Rennes: A propos de l’expulsion de la Maison de la Grève et de ses suites

14 déc. 2010

A l’adresse de ceux qui nous crachent dessus

Suite à l’expulsion surprise de la Maison de la Grève, le jeudi 2 décembre, environ trois cents personnes en colère se sont rendues au couvent des Jacobins.
Il est opportun de revenir sur ce fait, tant pour clarifier ce qu’il s’est réellement passé et démentir la version officielle reprise docilement par les médias, que pour remettre en question le monopole qu’ont ceux qui nous gouvernent sur la définition de la « violence ».

Ce qu’il s’est vraiment passé ce jour là est simple : privés de tout lieu pour nous réunir afin de discuter de notre situation particulièrement délicate et des perspectives qu’il nous restaient, nous avons décidé en assemblée d’occuper le grand espace chauffé offert par le Couvent des Jacobins. Ce que nous avons fait. Par contre, nous n’avons pas pu discuter car la colère et la rage étaient trop fortes et certains n’ont pu s’exprimer qu’avec leurs tripes. Le résultat en est que des affiches ont été décollées et quelques installations démontées à la va-vite.
Contrairement à ce que dit la mairie et donc les médias, jamais le couvent n’a été saccagé ni même pris pour cible. C’est uniquement l’exposition qu’elle contenait qui a été malmenée, ce qui fait une différence de poids quand on sait de quelle « exposition » il s’agissait. Rien d’artistique, là-dedans. Rien qu’un hymne à la conception affairiste de la politique. Un bête porno d’anticipation pour inconditionnelles du diktat de l’économie et de l’urbanisme sécuritaire.
Que ceux qui voient d’un bon œil qu’un tel bâtiment historique se voit converti en centre d’affaire destiné à une minorité de privilégiés ou ceux qui trouvent que la place Sainte-Anne ne rappelle pas assez la froideur et le vide inhospitalier des steppes sibériennes nous jettent la première pierre.
Que ceux qui persistent à vouloir appeler « violence » ce qu’il s’est passé ce jeudi soir de décembre au couvent envisagent alors peut-être d’employer le terme « terreur » pour qualifier ce qui s’est passé le matin même à la Maison de la Grève :
réveil à 6h du matin d’une quinzaine de personnes par 90 flics surentraînés[1] défonçant la porte, sans aucun avertissement préalable (les huissiers passés l’avant-veille ignoraient ce qui se tramait et la mairie n’avait jamais tenté d’entrer en contact avec nous, malgré nos incitations pour qu’elle se positionne);
mise à la rue en pleine période de froid des quelques habitants qui n’avaient pas d’autres logements;
saccage minutieux de la majeure partie du matériel, dont des affaires de grande valeur affective ou marchande (pour ne citer que ça, un artisan forgeron a perdu l’intégralité des outils qu’il avait mis dix ans à collecter sur des brocantes ou à forger lui-même).
Qu’on y réfléchisse un peu honnêtement sans avoir peur de s’attaquer à certains lieux communs intouchables. De quel côté est vraiment la violence ? Du côté des quelques personnes qui ont provoqué de menus dégâts matériels très ciblés et fortement symboliques. Ou du côté de la mairie qui, sans prévenir, a mis fin à un projet largement soutenu[2] et dans lequel des gens ont mis pendant un mois toute leur énergie créative, détruisant gratuitement[3] du matériel précieux et plus de 300kg de nourriture.
Nous ne prétendons pas être « gentils », nous ne sommes pas assez naïfs pour nous laisser faire « gentiment », mais disons le clairement, les salopards sont ceux qui brisent nos vies, pas ceux qui s’attaquent aux symboles de la toute-puissance d’une clique de privilégiés.
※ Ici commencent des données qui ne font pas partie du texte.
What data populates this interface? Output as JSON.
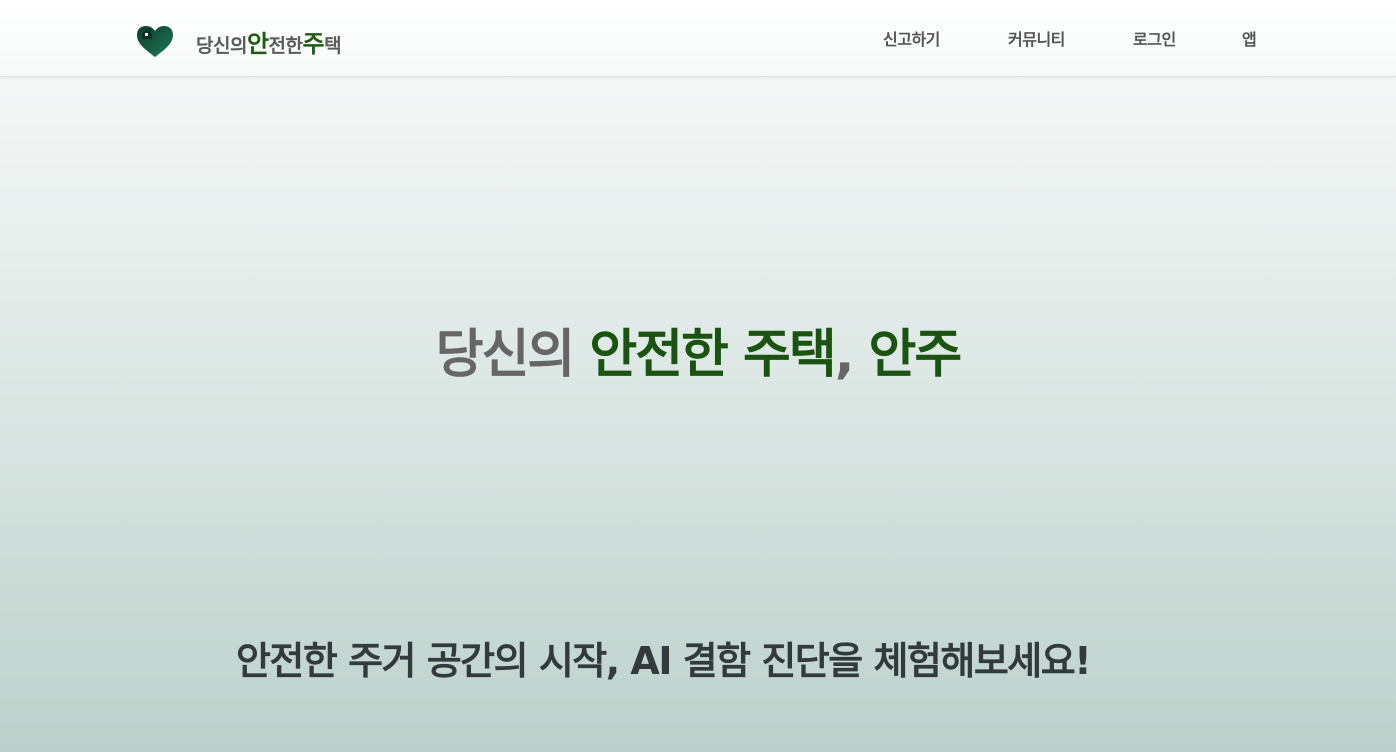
{
  "colors": {
    "brand_green": "#1a5410",
    "heart_dark": "#0d3b2e",
    "heart_light": "#1f7a55",
    "gray_text": "#666666",
    "dark_text": "#333a3e"
  },
  "header": {
    "logo_icon": "heart-house-icon",
    "brand": {
      "part1": "당신의 ",
      "hl1": "안",
      "part2": "전한 ",
      "hl2": "주",
      "part3": "택"
    },
    "nav": [
      {
        "label": "신고하기"
      },
      {
        "label": "커뮤니티"
      },
      {
        "label": "로그인"
      },
      {
        "label": "앱"
      }
    ]
  },
  "hero": {
    "title": {
      "part1": "당신의 ",
      "green1": "안전한 주택",
      "part2": ", ",
      "green2": "안주"
    },
    "subtitle": "안전한 주거 공간의 시작, AI 결함 진단을 체험해보세요!"
  }
}
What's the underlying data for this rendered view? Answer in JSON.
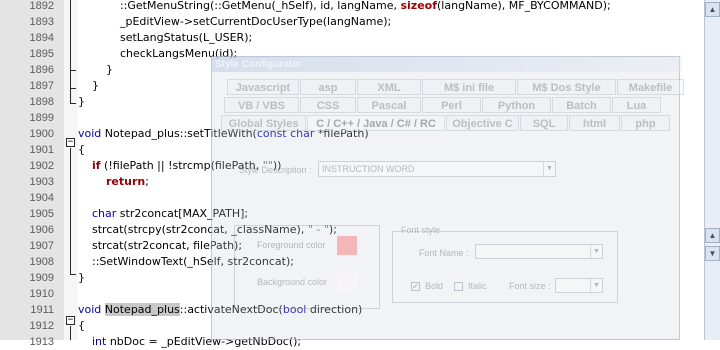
{
  "editor": {
    "line_numbers": [
      "1892",
      "1893",
      "1894",
      "1895",
      "1896",
      "1897",
      "1898",
      "1899",
      "1900",
      "1901",
      "1902",
      "1903",
      "1904",
      "1905",
      "1906",
      "1907",
      "1908",
      "1909",
      "1910",
      "1911",
      "1912",
      "1913"
    ],
    "lines": [
      {
        "id": "l1892",
        "indent": "            ",
        "parts": [
          {
            "t": "::GetMenuString(::GetMenu(_hSelf), id, langName, ",
            "c": ""
          },
          {
            "t": "sizeof",
            "c": "kwr"
          },
          {
            "t": "(langName), MF_BYCOMMAND);",
            "c": ""
          }
        ]
      },
      {
        "id": "l1893",
        "indent": "            ",
        "parts": [
          {
            "t": "_pEditView->setCurrentDocUserType(langName);",
            "c": ""
          }
        ]
      },
      {
        "id": "l1894",
        "indent": "            ",
        "parts": [
          {
            "t": "setLangStatus(L_USER);",
            "c": ""
          }
        ]
      },
      {
        "id": "l1895",
        "indent": "            ",
        "parts": [
          {
            "t": "checkLangsMenu(id);",
            "c": ""
          }
        ]
      },
      {
        "id": "l1896",
        "indent": "        ",
        "parts": [
          {
            "t": "}",
            "c": ""
          }
        ]
      },
      {
        "id": "l1897",
        "indent": "    ",
        "parts": [
          {
            "t": "}",
            "c": ""
          }
        ]
      },
      {
        "id": "l1898",
        "indent": "",
        "parts": [
          {
            "t": "}",
            "c": ""
          }
        ]
      },
      {
        "id": "l1899",
        "indent": "",
        "parts": []
      },
      {
        "id": "l1900",
        "indent": "",
        "parts": [
          {
            "t": "void",
            "c": "kw"
          },
          {
            "t": " Notepad_plus::setTitleWith(",
            "c": ""
          },
          {
            "t": "const char",
            "c": "kw"
          },
          {
            "t": " *filePath)",
            "c": ""
          }
        ]
      },
      {
        "id": "l1901",
        "indent": "",
        "parts": [
          {
            "t": "{",
            "c": ""
          }
        ]
      },
      {
        "id": "l1902",
        "indent": "    ",
        "parts": [
          {
            "t": "if",
            "c": "kwr"
          },
          {
            "t": " (!filePath || !strcmp(filePath, ",
            "c": ""
          },
          {
            "t": "\"\"",
            "c": "str"
          },
          {
            "t": "))",
            "c": ""
          }
        ]
      },
      {
        "id": "l1903",
        "indent": "        ",
        "parts": [
          {
            "t": "return",
            "c": "kwr"
          },
          {
            "t": ";",
            "c": ""
          }
        ]
      },
      {
        "id": "l1904",
        "indent": "",
        "parts": []
      },
      {
        "id": "l1905",
        "indent": "    ",
        "parts": [
          {
            "t": "char",
            "c": "kw"
          },
          {
            "t": " str2concat[MAX_PATH];",
            "c": ""
          }
        ]
      },
      {
        "id": "l1906",
        "indent": "    ",
        "parts": [
          {
            "t": "strcat(strcpy(str2concat, _className), ",
            "c": ""
          },
          {
            "t": "\" - \"",
            "c": "str"
          },
          {
            "t": ");",
            "c": ""
          }
        ]
      },
      {
        "id": "l1907",
        "indent": "    ",
        "parts": [
          {
            "t": "strcat(str2concat, filePath);",
            "c": ""
          }
        ]
      },
      {
        "id": "l1908",
        "indent": "    ",
        "parts": [
          {
            "t": "::SetWindowText(_hSelf, str2concat);",
            "c": ""
          }
        ]
      },
      {
        "id": "l1909",
        "indent": "",
        "parts": [
          {
            "t": "}",
            "c": ""
          }
        ]
      },
      {
        "id": "l1910",
        "indent": "",
        "parts": []
      },
      {
        "id": "l1911",
        "indent": "",
        "parts": [
          {
            "t": "void",
            "c": "kw"
          },
          {
            "t": " ",
            "c": ""
          },
          {
            "t": "Notepad_plus",
            "c": "hl"
          },
          {
            "t": "::activateNextDoc(",
            "c": ""
          },
          {
            "t": "bool",
            "c": "kw"
          },
          {
            "t": " direction)",
            "c": ""
          }
        ]
      },
      {
        "id": "l1912",
        "indent": "",
        "parts": [
          {
            "t": "{",
            "c": ""
          }
        ]
      },
      {
        "id": "l1913",
        "indent": "    ",
        "parts": [
          {
            "t": "int",
            "c": "kw"
          },
          {
            "t": " nbDoc = _pEditView->getNbDoc();",
            "c": ""
          }
        ]
      }
    ]
  },
  "style_configurator": {
    "title": "Style Configurator",
    "tabs_row1": [
      "Javascript",
      "asp",
      "XML",
      "M$ ini file",
      "M$ Dos Style",
      "Makefile"
    ],
    "tabs_row2": [
      "VB / VBS",
      "CSS",
      "Pascal",
      "Perl",
      "Python",
      "Batch",
      "Lua"
    ],
    "tabs_row3": [
      "Global Styles",
      "C / C++ / Java / C# / RC",
      "Objective C",
      "SQL",
      "html",
      "php"
    ],
    "style_description_label": "Style Description :",
    "style_description_value": "INSTRUCTION WORD",
    "foreground_label": "Foreground color",
    "background_label": "Background color",
    "foreground_color": "#f4b6b6",
    "background_color": "#f6f4f6",
    "font_style_label": "Font style",
    "font_name_label": "Font Name :",
    "bold_label": "Bold",
    "bold_checked": true,
    "italic_label": "Italic",
    "italic_checked": false,
    "font_size_label": "Font size :"
  }
}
[1] Parmi lesquels 70 gendarmes mobiles en armure, et la toute nouvelle force d’intervention de la police nationale (le FIPN, réunissant RAID et GIPN) créée fin 2009 par Hortefeux pour lutter contre des attaques terroristes simultanées sur le territoire ou des prises d’otages particulièrement complexes.
[2] Liste simplifiée des soutiens : SUD, FO, CNT, AL, SLB, Front de Gauche, Breizhistance, Groupe la Sociale, Groupe la Digne Rage, le MCPL, le TNB, divers collectifs, bars et librairies et des centaines de Rennais-es.
[3] De fait, absolument pas gratuit, car le coût d’une telle opération de police doit se chiffrer à coup de dizaines de milliers d’euros.